I recently came across an informative retirement study conducted by the Society of Actuaries in 2013. It consisted of 8 focus groups based upon income. Here are some of the key points.
- Many people who say that they retired voluntarily actually received a little push. This push took the form of the inability to perform the physical demands of the job, health issues or needing to look after a family member. Thus the distinction between voluntary and involuntary retirement may not be so clear cut.
- The desire to pursue activities and hobbies is not a reason why people retired.
- Most people took Social Security at 62 based on a simple break even analysis.
- They are very aware of their regular income and expenses. They are adaptable when it comes to spending decisions and are accustomed to making trade-offs. Many maintain a separate fund which they use for discretionary spending such as travel.
- Their primary asset management strategy is capital preservation.
- They do not have a plan of systematic withdrawals from their retirement accounts.
- They are very careful about debt and generally do not have large credit card balances.

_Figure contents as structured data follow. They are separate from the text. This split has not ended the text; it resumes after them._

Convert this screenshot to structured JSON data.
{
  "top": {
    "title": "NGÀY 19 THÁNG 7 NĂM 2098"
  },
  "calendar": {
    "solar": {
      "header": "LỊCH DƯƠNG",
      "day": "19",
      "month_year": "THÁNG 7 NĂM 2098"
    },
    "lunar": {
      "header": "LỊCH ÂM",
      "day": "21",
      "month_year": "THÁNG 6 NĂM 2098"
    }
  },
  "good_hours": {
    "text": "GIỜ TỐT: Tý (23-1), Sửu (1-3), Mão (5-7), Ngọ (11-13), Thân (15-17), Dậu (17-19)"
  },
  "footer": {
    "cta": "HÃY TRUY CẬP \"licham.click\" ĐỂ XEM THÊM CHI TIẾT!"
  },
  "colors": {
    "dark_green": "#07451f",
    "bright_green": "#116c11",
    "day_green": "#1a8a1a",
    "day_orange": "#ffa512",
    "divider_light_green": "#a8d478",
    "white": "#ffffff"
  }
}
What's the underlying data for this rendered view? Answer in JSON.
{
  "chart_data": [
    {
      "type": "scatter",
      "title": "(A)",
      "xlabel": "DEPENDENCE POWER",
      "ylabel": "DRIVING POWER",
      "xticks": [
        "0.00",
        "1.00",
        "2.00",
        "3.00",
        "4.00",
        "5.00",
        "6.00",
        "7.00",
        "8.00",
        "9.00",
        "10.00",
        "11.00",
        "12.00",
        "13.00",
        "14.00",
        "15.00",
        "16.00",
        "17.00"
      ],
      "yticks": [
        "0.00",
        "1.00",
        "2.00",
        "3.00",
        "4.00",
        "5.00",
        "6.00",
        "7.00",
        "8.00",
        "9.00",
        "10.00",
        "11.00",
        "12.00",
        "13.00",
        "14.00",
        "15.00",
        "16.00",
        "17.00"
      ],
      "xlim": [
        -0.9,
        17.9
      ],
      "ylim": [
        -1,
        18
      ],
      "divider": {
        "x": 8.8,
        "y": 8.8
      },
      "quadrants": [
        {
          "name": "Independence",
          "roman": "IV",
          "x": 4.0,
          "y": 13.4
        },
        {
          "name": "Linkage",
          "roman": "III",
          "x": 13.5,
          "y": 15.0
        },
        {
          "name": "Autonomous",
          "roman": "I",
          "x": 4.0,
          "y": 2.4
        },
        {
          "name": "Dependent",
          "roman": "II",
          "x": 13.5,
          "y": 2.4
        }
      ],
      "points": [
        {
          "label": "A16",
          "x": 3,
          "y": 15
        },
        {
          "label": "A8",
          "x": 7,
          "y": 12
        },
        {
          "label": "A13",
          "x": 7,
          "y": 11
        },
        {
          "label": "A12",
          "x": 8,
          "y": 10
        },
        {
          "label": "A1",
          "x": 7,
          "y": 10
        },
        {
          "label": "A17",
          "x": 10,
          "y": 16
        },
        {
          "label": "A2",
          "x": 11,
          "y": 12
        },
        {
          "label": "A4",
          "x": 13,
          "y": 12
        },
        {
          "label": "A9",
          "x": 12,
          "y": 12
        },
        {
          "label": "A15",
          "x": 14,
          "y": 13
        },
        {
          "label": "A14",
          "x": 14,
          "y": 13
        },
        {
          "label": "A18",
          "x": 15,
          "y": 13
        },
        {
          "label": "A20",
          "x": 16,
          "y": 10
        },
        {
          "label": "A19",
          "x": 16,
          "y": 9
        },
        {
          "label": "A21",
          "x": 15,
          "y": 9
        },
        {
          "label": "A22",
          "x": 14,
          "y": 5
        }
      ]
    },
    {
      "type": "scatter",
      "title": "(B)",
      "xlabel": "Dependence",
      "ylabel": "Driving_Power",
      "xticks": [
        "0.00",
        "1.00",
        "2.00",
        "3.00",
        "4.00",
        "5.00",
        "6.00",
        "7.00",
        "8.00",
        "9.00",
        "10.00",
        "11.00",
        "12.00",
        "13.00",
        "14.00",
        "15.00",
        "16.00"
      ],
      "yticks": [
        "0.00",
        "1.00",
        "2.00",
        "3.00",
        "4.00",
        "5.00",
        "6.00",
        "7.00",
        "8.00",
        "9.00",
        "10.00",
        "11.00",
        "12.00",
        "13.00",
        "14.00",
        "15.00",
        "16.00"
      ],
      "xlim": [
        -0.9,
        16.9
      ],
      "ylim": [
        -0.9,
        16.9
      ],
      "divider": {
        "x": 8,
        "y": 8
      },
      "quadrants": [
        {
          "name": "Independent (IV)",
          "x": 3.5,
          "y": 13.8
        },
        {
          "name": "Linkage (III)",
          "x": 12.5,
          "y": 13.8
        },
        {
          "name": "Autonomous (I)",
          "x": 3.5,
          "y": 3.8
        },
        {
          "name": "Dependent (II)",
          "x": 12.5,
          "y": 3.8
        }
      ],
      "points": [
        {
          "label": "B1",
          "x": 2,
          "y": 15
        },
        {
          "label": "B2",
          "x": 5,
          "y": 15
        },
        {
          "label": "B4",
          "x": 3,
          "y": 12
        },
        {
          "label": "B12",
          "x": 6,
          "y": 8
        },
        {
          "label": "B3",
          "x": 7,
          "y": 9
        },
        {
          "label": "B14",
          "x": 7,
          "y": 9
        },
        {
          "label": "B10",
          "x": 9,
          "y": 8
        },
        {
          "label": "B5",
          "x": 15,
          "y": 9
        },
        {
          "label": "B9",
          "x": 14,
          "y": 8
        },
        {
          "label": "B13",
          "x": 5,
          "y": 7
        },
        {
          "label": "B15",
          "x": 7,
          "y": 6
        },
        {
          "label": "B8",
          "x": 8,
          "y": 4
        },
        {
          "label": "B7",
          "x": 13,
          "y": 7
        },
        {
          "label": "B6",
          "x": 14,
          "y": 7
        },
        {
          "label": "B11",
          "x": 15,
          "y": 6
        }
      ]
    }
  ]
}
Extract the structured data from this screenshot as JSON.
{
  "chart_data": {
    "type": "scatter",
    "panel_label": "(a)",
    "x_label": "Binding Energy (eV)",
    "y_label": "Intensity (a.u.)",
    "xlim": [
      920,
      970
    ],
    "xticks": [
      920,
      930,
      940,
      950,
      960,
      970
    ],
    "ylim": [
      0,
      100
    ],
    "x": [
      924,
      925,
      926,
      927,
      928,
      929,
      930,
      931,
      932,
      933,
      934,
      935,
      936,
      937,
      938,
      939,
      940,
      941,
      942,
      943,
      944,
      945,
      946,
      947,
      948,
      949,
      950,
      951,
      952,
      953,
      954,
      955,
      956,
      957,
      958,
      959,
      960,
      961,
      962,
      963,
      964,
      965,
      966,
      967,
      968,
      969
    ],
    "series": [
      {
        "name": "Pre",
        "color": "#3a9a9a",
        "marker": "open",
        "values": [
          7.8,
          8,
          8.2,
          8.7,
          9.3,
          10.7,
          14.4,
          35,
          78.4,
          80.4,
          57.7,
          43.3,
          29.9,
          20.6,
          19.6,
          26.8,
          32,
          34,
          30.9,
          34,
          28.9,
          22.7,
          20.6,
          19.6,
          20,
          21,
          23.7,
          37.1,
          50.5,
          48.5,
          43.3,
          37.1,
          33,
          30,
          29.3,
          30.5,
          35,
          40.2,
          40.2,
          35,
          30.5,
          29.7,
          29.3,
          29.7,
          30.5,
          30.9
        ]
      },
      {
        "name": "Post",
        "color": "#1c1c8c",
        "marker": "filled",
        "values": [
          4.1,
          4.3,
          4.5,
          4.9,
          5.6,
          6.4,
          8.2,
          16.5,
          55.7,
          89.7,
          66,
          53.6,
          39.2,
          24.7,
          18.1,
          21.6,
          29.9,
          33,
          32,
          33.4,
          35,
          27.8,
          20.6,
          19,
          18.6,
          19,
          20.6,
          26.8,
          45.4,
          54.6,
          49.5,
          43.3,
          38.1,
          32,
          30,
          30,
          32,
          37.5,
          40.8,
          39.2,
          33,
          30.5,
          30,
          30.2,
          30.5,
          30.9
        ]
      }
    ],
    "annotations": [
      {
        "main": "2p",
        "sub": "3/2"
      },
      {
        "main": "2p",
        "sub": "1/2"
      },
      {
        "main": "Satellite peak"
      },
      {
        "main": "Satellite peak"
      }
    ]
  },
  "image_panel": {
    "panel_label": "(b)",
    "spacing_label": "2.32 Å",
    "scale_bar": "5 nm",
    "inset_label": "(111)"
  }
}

- When it comes to planning, the focus is on short term rather than the long term. They are most interested in cash flow for the current year and generally do not factor inflation into their plans.
- Health is considered to be the biggest threat to their financial security but they do not explicitly plan for it.
- Risk management is focused on asset preservation, debt minimization and controlling spending. Understanding longevity risk is a huge gap in their knowledge base. This suggests that some may struggle in later years.
- There are differences between men and women. Men appear confident that they can manage any financial situation that arises. Women are more concerned about financial security and worry more about running out of money, long term care and impacting their children. Women are more social and family oriented than men. Women, more so then men, are likely to be caregivers. Women’s concerns seem justified since they generally marry older men.
- People want to hold onto their homes and home equity for as long as possible. However, some plan to downsize.
- Most people are satisfied with their retirement decisions. Some would have liked to have worked longer. Some were lonely, especially widows. However, they find value in their freedom. People tend to think more about the quality of their retirement and not the quantity of their retirement years.
OK, you may be thinking, nice to know but so what? I agree. I read tons of retirement articles. But sometimes I run across one that is valuable. Here’s my take on this one. I like that this study is data driven. It gives me confidence that I can use it as a benchmark as long as my situation is similar (in this case retired). I can compare how I’m doing with others (i.e. the benchmark). This is especially valuable for areas where people are not doing such a great job such as not thoroughly analyzing when to start Social Security, not having a plan of systematic asset withdrawals from their retirement accounts and not including longevity risk in financial planning.
Here’s how I use this study as a benchmark.
Claiming Social Security Retirement benefits
I did much more analysis that a simple break-even calculation.
I actually wrote a post on this in which I list the 4 reasons when it makes sense to take Social Security at 62 and why it may be good to wait.
Systematic asset withdrawal
I don’t follow a specific rule such as the 4% a year rule. However, my retirement plan does show the percent of asset withdrawals per year over my entire retirement planning horizon. I am able to “eyeball” what my withdrawal percentage rate looks like every year and see if I am in the ballpark relative to the 4% a year rule.
When it comes to eventual Required Minimum Distributions from my deferred savings accounts (401k), I am taking steps now to minimize the future tax bite that many people get hit by.
Including longevity in financial planning
Longevity risk is accounted for in the detailed retirement income planner tool that I use from Fidelity. I use age 94 as my end of life plan which enables me to see if and when I might run out of money and also enables me to proactively come up with solutions.
I have looked into Long Term Health Insurance and have decided that it is not for me.
My wife and I are proactively looking into Continuing Care Retirement Communities vs. Aging in Place.
So when I compare myself with the participants, I am satisfied that I am doing an above average job in managing my retirement. And that’s the value that I get out of this study.
I hope that you find some value in it too.